Undang-undang pencemaran nama baik sudah lahir di Inggris sejak abad ke-13 dengan nama De Scandalis Magnatum. “Inggris membuat undang-undang ini untuk melindungi raja, pejabat kerajaan dan hakim,” jelas Bambang Pratama. Ia Akademisi Fakultas Hukum Universitas Bina Nusantara, Jakarta.

Undang-undang siber pertama Indonesia, Undang-Undang Informasi dan Transaksi Elektronik (UU ITE) disahkan dengan nomor 11 Tahun 2008. Delapan tahun kemudian, diubah menjadi UU Nomor 19 Tahun 2016. Pasal 27 ayat 3 melarang setiap orang dengan sengaja dan tanpa hak mendistribusikan dan/atau mentransmisikan dan/atau membuat dapat diaksesnya informasi elektronika dan/atau dokumen elektronika yang memuat penghinaan dan/atau pencemaran nama baik.

Ayat ini mengacu pada ketentuan pencemaran nama baik dan fitnah yang diatur dalam Kitab Undang-undang Hukum Pidana (KUHP). Sanksinya berupa kurungan penjara 4 tahun dan/atau denda paling banyak 750 juta.

Bambang menilai pasal pencemaran nama baik bukanlah pasal karet. “Kenapa tidak karet? Karena parameternya jelas.”

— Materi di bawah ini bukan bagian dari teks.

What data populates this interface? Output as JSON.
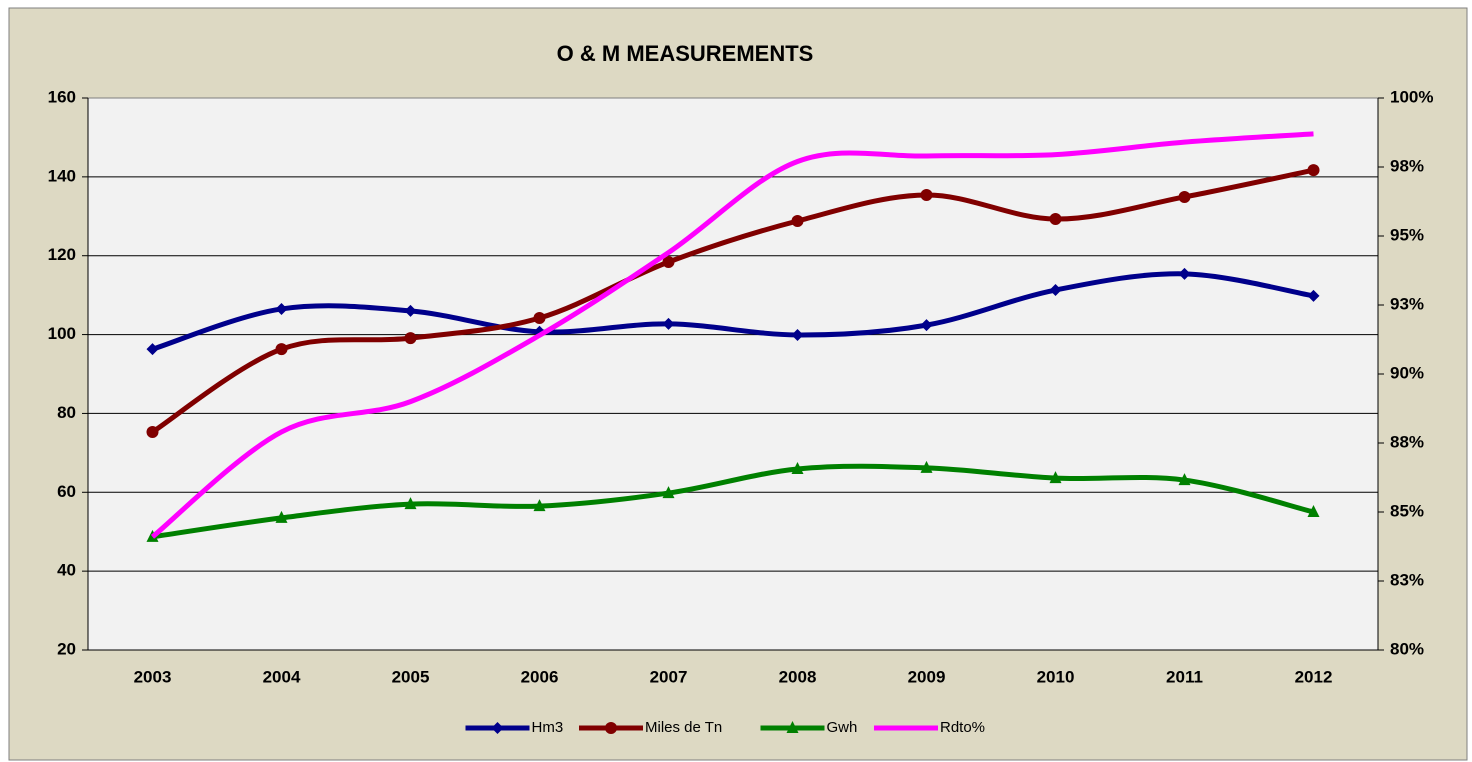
{
  "chart_data": {
    "type": "line",
    "title": "O & M MEASUREMENTS",
    "categories": [
      "2003",
      "2004",
      "2005",
      "2006",
      "2007",
      "2008",
      "2009",
      "2010",
      "2011",
      "2012"
    ],
    "series": [
      {
        "name": "Hm3",
        "color": "#00008b",
        "marker": "diamond",
        "values": [
          96.3,
          106.5,
          106,
          100.7,
          102.7,
          99.9,
          102.4,
          111.3,
          115.4,
          109.8
        ]
      },
      {
        "name": "Miles de Tn",
        "color": "#800000",
        "marker": "circle",
        "values": [
          75.3,
          96.3,
          99.1,
          104.2,
          118.4,
          128.8,
          135.4,
          129.3,
          134.9,
          141.7
        ]
      },
      {
        "name": "Gwh",
        "color": "#008000",
        "marker": "triangle",
        "values": [
          48.7,
          53.5,
          57,
          56.5,
          59.8,
          65.9,
          66.2,
          63.6,
          63.1,
          55
        ]
      },
      {
        "name": "Rdto%",
        "color": "#ff00ff",
        "axis": "y2",
        "values": [
          84.1,
          87.9,
          89,
          91.4,
          94.4,
          97.7,
          97.9,
          97.95,
          98.4,
          98.7
        ]
      }
    ],
    "ylim": [
      20,
      160
    ],
    "yticks": [
      20,
      40,
      60,
      80,
      100,
      120,
      140,
      160
    ],
    "y2lim": [
      80,
      100
    ],
    "y2ticks": [
      {
        "value": 80,
        "label": "80%"
      },
      {
        "value": 82.5,
        "label": "83%"
      },
      {
        "value": 85,
        "label": "85%"
      },
      {
        "value": 87.5,
        "label": "88%"
      },
      {
        "value": 90,
        "label": "90%"
      },
      {
        "value": 92.5,
        "label": "93%"
      },
      {
        "value": 95,
        "label": "95%"
      },
      {
        "value": 97.5,
        "label": "98%"
      },
      {
        "value": 100,
        "label": "100%"
      }
    ],
    "grid": true,
    "legend": "bottom"
  }
}
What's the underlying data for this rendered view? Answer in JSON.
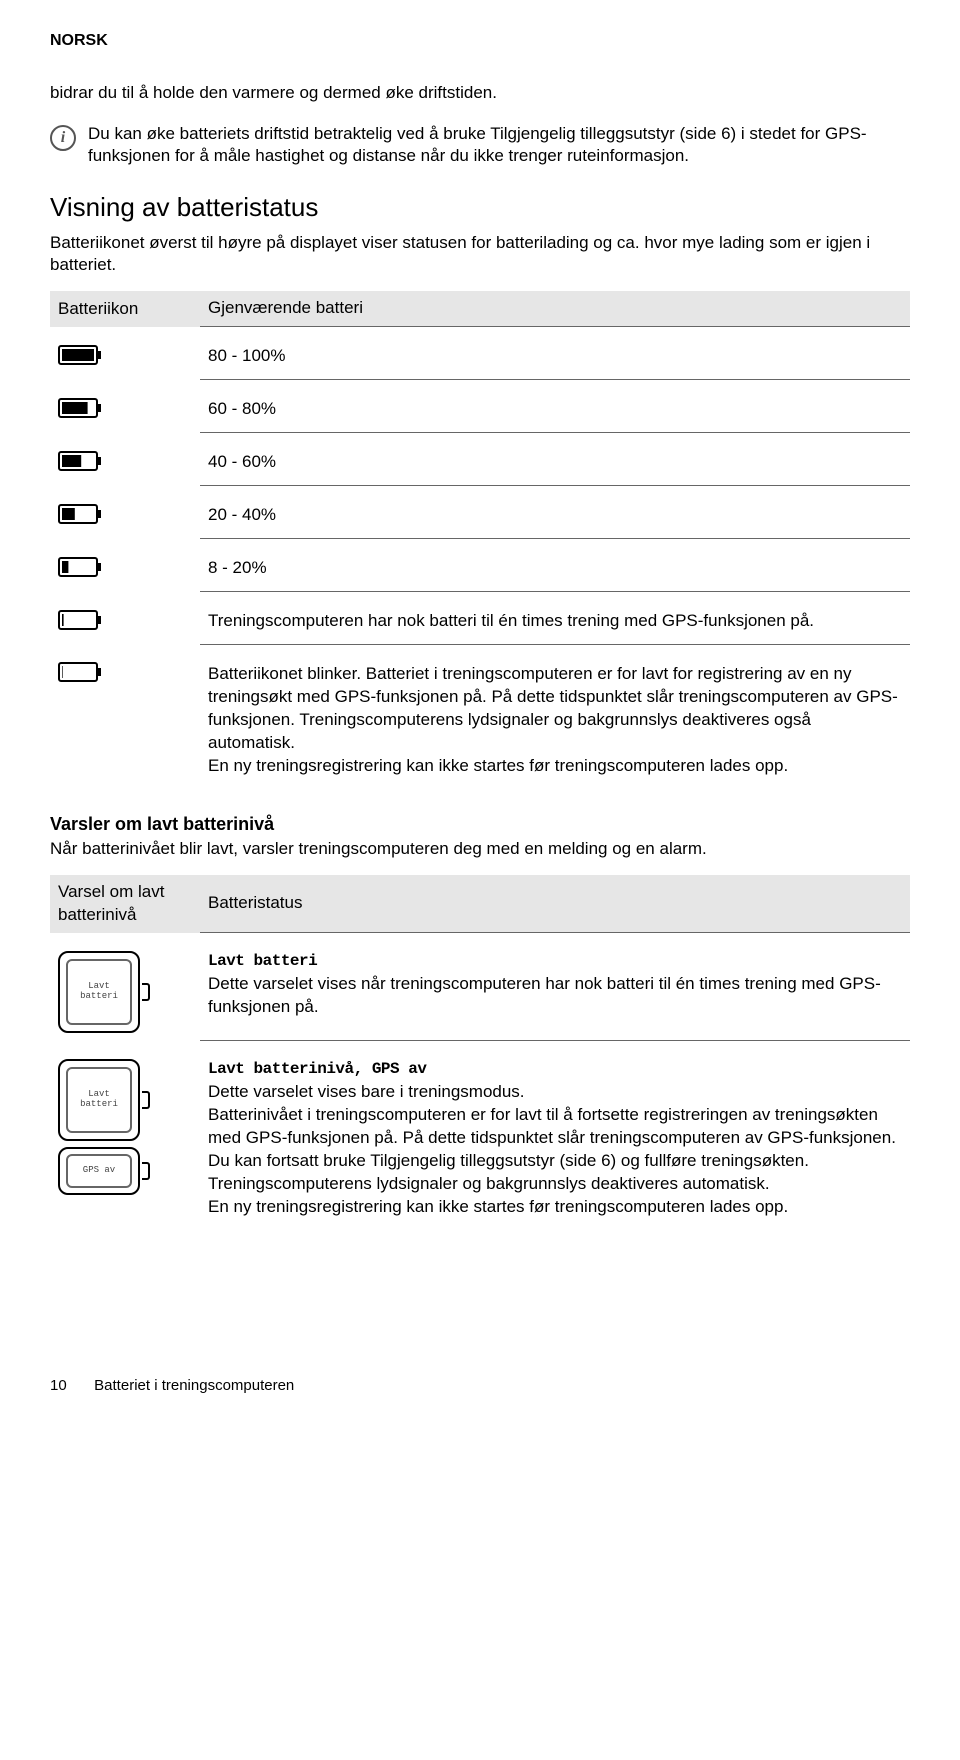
{
  "header": {
    "language": "NORSK"
  },
  "intro": {
    "line1": "bidrar du til å holde den varmere og dermed øke driftstiden.",
    "info_text": "Du kan øke batteriets driftstid betraktelig ved å bruke Tilgjengelig tilleggsutstyr (side 6) i stedet for GPS-funksjonen for å måle hastighet og distanse når du ikke trenger ruteinformasjon."
  },
  "battery_status": {
    "title": "Visning av batteristatus",
    "desc": "Batteriikonet øverst til høyre på displayet viser statusen for batterilading og ca. hvor mye lading som er igjen i batteriet.",
    "table": {
      "col_icon": "Batteriikon",
      "col_text": "Gjenværende batteri",
      "rows": [
        {
          "level": 5,
          "text": "80 - 100%"
        },
        {
          "level": 4,
          "text": "60 - 80%"
        },
        {
          "level": 3,
          "text": "40 - 60%"
        },
        {
          "level": 2,
          "text": "20 - 40%"
        },
        {
          "level": 1,
          "text": "8 - 20%"
        },
        {
          "level": 0.25,
          "text": "Treningscomputeren har nok batteri til én times trening med GPS-funksjonen på."
        },
        {
          "level": 0.1,
          "text": "Batteriikonet blinker. Batteriet i treningscomputeren er for lavt for registrering av en ny treningsøkt med GPS-funksjonen på. På dette tidspunktet slår treningscomputeren av GPS-funksjonen. Treningscomputerens lydsignaler og bakgrunnslys deaktiveres også automatisk.\nEn ny treningsregistrering kan ikke startes før treningscomputeren lades opp."
        }
      ]
    }
  },
  "low_battery": {
    "title": "Varsler om lavt batterinivå",
    "desc": "Når batterinivået blir lavt, varsler treningscomputeren deg med en melding og en alarm.",
    "table": {
      "col_icon": "Varsel om lavt batterinivå",
      "col_text": "Batteristatus",
      "rows": [
        {
          "screens": [
            {
              "label": "Lavt batteri",
              "size": "large"
            }
          ],
          "heading": "Lavt batteri",
          "text": "Dette varselet vises når treningscomputeren har nok batteri til én times trening med GPS-funksjonen på."
        },
        {
          "screens": [
            {
              "label": "Lavt batteri",
              "size": "large"
            },
            {
              "label": "GPS av",
              "size": "small"
            }
          ],
          "heading": "Lavt batterinivå, GPS av",
          "text": "Dette varselet vises bare i treningsmodus.\nBatterinivået i treningscomputeren er for lavt til å fortsette registreringen av treningsøkten med GPS-funksjonen på. På dette tidspunktet slår treningscomputeren av GPS-funksjonen. Du kan fortsatt bruke Tilgjengelig tilleggsutstyr (side 6) og fullføre treningsøkten. Treningscomputerens lydsignaler og bakgrunnslys deaktiveres automatisk.\nEn ny treningsregistrering kan ikke startes før treningscomputeren lades opp."
        }
      ]
    }
  },
  "footer": {
    "page": "10",
    "chapter": "Batteriet i treningscomputeren"
  },
  "style": {
    "battery_icon": {
      "width": 38,
      "height": 18,
      "stroke": "#000",
      "stroke_width": 2,
      "fill_color": "#000",
      "bg": "#fff",
      "radius": 2
    }
  }
}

Era Purnama Sari ceritakan kasus Prita, yang disebut sebagai korban pertama jeratan UU ITE pasca satu tahun disahkan. Rumah Sakit Omni Internasional Alam Sutera, Tangerang melaporkan Prita usai ceritakan keluhan atas pelayanan yang ada kepada rekannya, via surat elektronik.

Era mengaku tak baca putusan pengadilan negeri dan pengadilan tinggi, ia hanya baca sekilas putusan kasasi dan peninjauan kembali. Satu yang menarik baginya di putusan kasasi, hakim meletakkan pencemaran sebagai tujuan seseorang dipidana.

“Pertimbangan hakim kasasi dapat dibaca berbeda, yaitu kritik untuk kepentingan umum tidak dapat dipidana,” kata Wakil Ketua Advokasi Yayasan Lembaga Bantuan Hukum Indonesia ini.

Ia menilai adanya kecenderungan menggunakan pasal pencemaran nama baik untuk mempidana kritik yang memihak kepentingan publik. Sasarannya aktivis, jurnalis, lawan politik, serta generasi milenial. “UU ITE memiliki perumusan yang luas. Berbeda dengan KUHP yang jelas objeknya mengenai pencemaran nama baik. Di UU ITE, hal tersebut tidak ada.”

Pasal 28 ayat 2 melarang setiap orang dengan sengaja tanpa hak menyebarkan informasi yang ditujukan untuk menimbulkan rasa kebencian atau permusuhan dan/atau kelompok masyarakat tertentu berdasarkan suku, agama, ras, dan antargolongan.

Kecenderungan ujaran kebencian, kata Era dalam praktiknya meletakkan pasal ini sebagai detail formil. Ujaran tersebut tak harus dibuktikan. Pasal ini dan pasal 27 ayat 3 juga dapat menyeret entitas lain, misalnya atribut keagamaan. Tak hanya itu, pasal ini juga banyak dipakai untuk mempidanakan perbuatan yang dipersepsikan oleh publik atau penegak hukum sebagai bentuk penodaan agama.

Singkatnya, UU ITE kata Era mendorong bangsa untuk maju, menyongsong perkembangan ilmu dan teknologi. Terkhusus dalam dunia media sosial, agar tak menjadikan UU ini sebagai teror terhadap bangsa. Ia merasa beberapa pasal seperti pasal 27 ayat 3, 28 ayat 2, dan  45A ayat 2 perlu dihapus agar tak multitafsir, serta mengkriminalisasi kebebasan berpendapat dan berekspresi.

“Diperlukan basis kajian. Tidak hanya hukum, tetapi juga politik. Mana kala akan melakukan uji materil terhadap UU yang mengancam kebebasan berekspresi,” pungkas Era dalam launching riset Pencemaran Nama Baik dan Ujaran Kebencian dalam Satu Dekade UU ITE. Diskusi ini diadakan oleh Lembaga Bantuan Hukum Pers bersama orgaisasi nirlaba Internews (22/12).